Littlejohn pleaded guilty, and what he did was statutorily not legal, but unlike people like Daugerdas and Lovett, he acted in the interests of the people and did nothing for his own personal gain. It also isn’t clear what public harm he committed beyond the breach of his responsibilities. Many of these wealthy people were probably embarrassed by these disclosures, but this comes with the territory of obscene riches. Judge Reyes failed to consider this at sentencing, but Biden has a chance to correct this before Trump and his allies like Elon Musk–the anti-union billionaire (Guardian, 12/20/23) who, according to the ProPublica investigation, pays 3.27% of his wealth in taxes–take over.

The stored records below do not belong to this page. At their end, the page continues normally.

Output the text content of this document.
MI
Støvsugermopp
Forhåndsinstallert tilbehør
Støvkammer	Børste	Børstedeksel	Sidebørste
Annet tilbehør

Clemency for Littlejohn would hardly be extreme. Biden was vice president when then-President Barack Obama commuted the sentence of Chelsea Manning, the leaker in the Wikileaks case (New York Times, 1/17/17). Manning served seven years of her 35-year sentence, which the Times said “was by far the longest punishment ever imposed in the United States for a leak conviction.”

I lamented at the time of Littlejohn’s sentencing that in the face of places like the Wall Street Journal celebrating the harsh sentencing, the New York Times and ProPublica were not forceful in their advocacy of their source. Real accountability journalism only happens because someone disobeyed an order by people in power to not talk to the press. With a new administration that is hostile to the free press, these publications should vocally advocate for Littlejohn’s release, too.

If Biden could find it in his heart to help “the most prolific, pernicious and utterly unrepentant tax cheat in United States history” then surely he can help a crusader for tax justice.